NHTSA is investigating delay of General Motors recall
The National Highway Traffic Safety Administration has launched an investigation into why General Motors Co. did not promptly recall more than 1.6 million vehicles after it learned that faulty ignition switches were causing fatal crashes.
GM on Thursday issued its second apology for not moving faster to fix the problem, which is linked to 13 deaths in the Chevrolet Cobalt and other small cars.
Safety experts praised the start of the investigation, which could result in up to a fine of up to $35 million, but faulted NHTSA for not taking action earlier, when it found out about the problem.
“This is a total failure of the recall system,” said Clarence Ditlow, executive director of the Center for Auto Safety. “Both GM and NHTSA bear responsibility.”
Sean Kane, who heads Safety Research & Strategies Inc., agreed.
“It is pretty apparent that the NHTSA enforcement division let this one slip on multiple occasions,” Kane said.
After looking at the chronology of events behind the recalls this week, Sen. Edward J. Markey (D-Mass.) said the safety agency should improve the system for automaker reporting of potential safety defects.
“We need to overhaul the Early Warning Reporting system so that NHTSA is not looking at auto defects through a rearview mirror,” said Markey, a member of the Commerce, Science and Transportation Committee. “Making more information public can help prevent accidents and deadly crashes, and I look forward to hearing from NHTSA on this important matter.”
In a statement, NHTSA said it constantly monitors a variety of data. “When the agency finds a trend that indicates a vehicle may be an outlier, we take action. The data available to NHTSA at the time did not contain sufficient evidence of a possible safety defect trend that would warrant the agency opening a formal investigation.”
The agency also said that its investigators will now “determine whether GM properly followed the legal processes and requirements for reporting recalls.”
Part of the problem is that NHTSA does not have a big enough budget to follow every lead, Ditlow said.
“NHTSA can’t put a cop on every block,” he said. “The system is built on trust that the manufacturer will do the right thing.”
GM recalled the vehicles in two phases this month, but documents filed with the federal safety agency demonstrate that the automaker first learned of the problem in 2004.
The recall covers the 2005-07 Chevrolet Cobalt, 2007 Pontiac G5, 2003-07 Saturn Ion, 2006-07 Chevrolet HHR, 2006-07 Pontiac Solstice and 2007 Saturn Sky.
The ignition switches in the recalled vehicles can be inadvertently turned from the “run” position to the “accessory” position while the car is being driven. When this happens, the engine shuts off and safety systems — including power steering, anti-lock brakes and air bags — are disabled. This has led to at least 31 crashes and the 13 deaths.
News of the investigation prompted a second apology from GM on Thursday.

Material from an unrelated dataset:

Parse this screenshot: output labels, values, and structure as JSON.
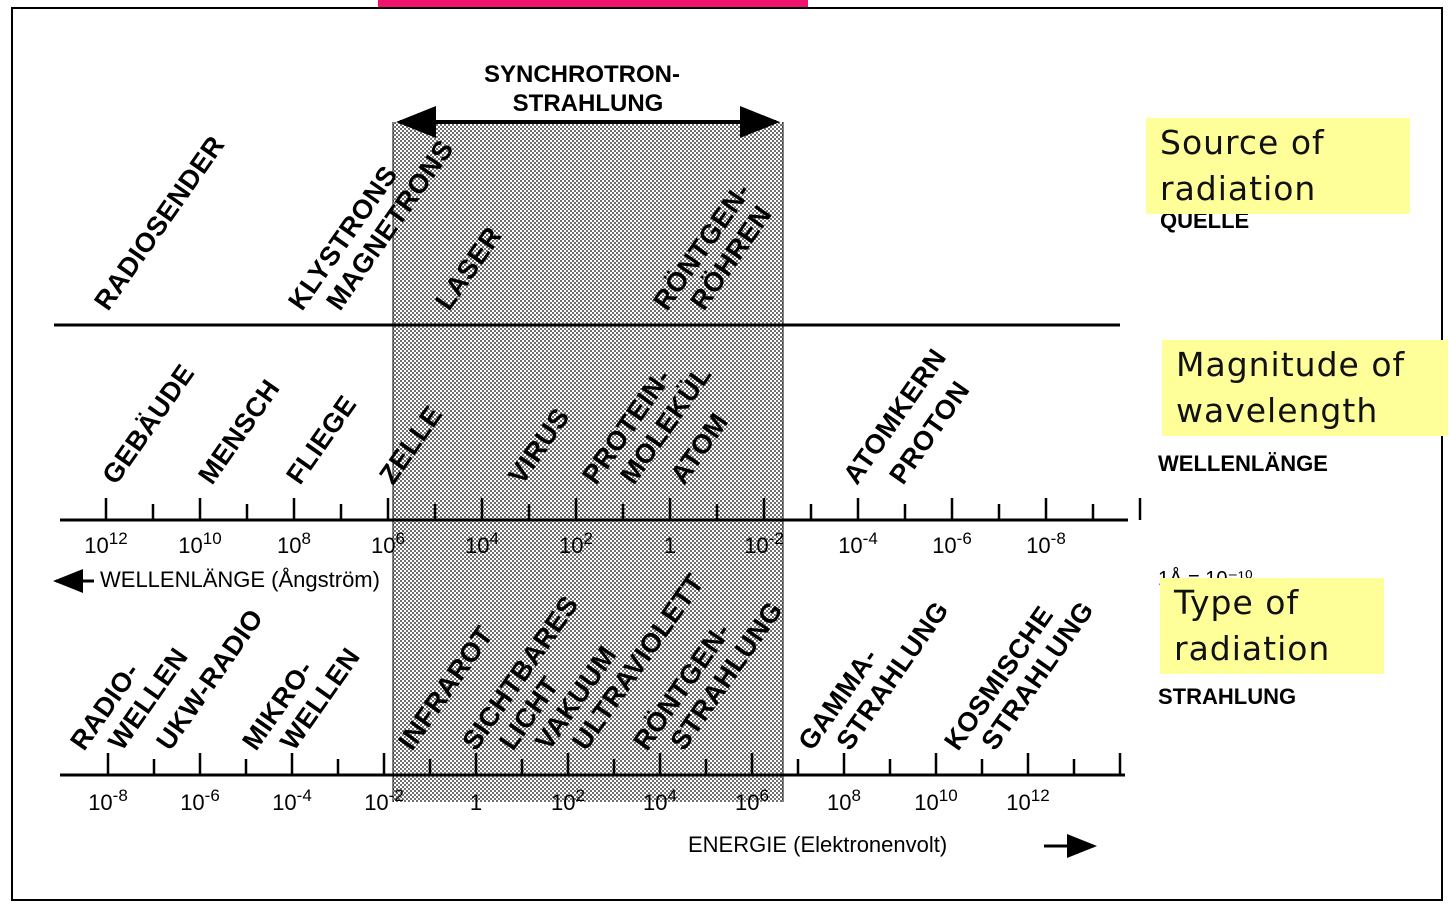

“We deeply regret the events that led to the recall and this investigation,” the automaker said in a statement. “We intend to fully cooperate with NHTSA and we welcome the opportunity to help the agency have a full understanding of the facts. Today’s GM is committed to learning from the past while embracing the highest standards now and in the future.”
General Motors had acknowledged Tuesday that it reacted too slowly to the safety issue.
The automaker said the parts to fix the cars probably won’t be available until early April. It plans to notify vehicle owners about when they can make repair appointments at dealers.
Until then, both NHTSA and GM are urging drivers of the cars to use only the ignition key, with nothing else on the key ring, when driving the vehicle. Heavier key rings can make the ignition switch more likely to fail.
According to documents filed with the safety agency, GM knew of the defective ignition switches as early as 2004, and issued a service bulletin for its dealers in 2005. GM encouraged dealers to tell affected customers to remove all unnecessary items from their key chains.
An analysis by the Center for Auto Safety found that a NHTSA Special Crash Investigations team first encountered the problem in a crash that killed a 16-year-old in 2005. The agency sent an information request to GM about a year later. Another NHTSA team began investigating a similar crash that killed a teenage girl in Wisconsin in 2006.
That team discovered that GM had issued the service bulletin to its dealers detailing the problem, but not a recall.
A year later, NHTSA brought a report of a fatal crash to GM’s attention. In that crash, a 16-year-old Maryland girl was killed after she lost control of her 2005 Chevrolet Cobalt and slammed into a tree. The girl was not wearing a seat belt, and the air bags didn’t deploy. Data pulled from the car’s black box revealed that the ignition switch had been in the accessory mode at the time of the crash, thereby disabling the air bags.
Still, GM issued no recall and NHTSA did not launch an investigation, Ditlow said.
GM then began to track similar crashes. By the end of 2007, the automaker was aware of 10 such crashes involving the ignition switch in accessory mode. Black box data were available for nine of those, and the key was found to be in the accessory mode in four of the nine. But the automaker didn’t issue its recall until this month.
“When you look at the chronology,” Ditlow said, “there is no explanation for why NHTSA did not open an investigation and get a recall back in 2007.”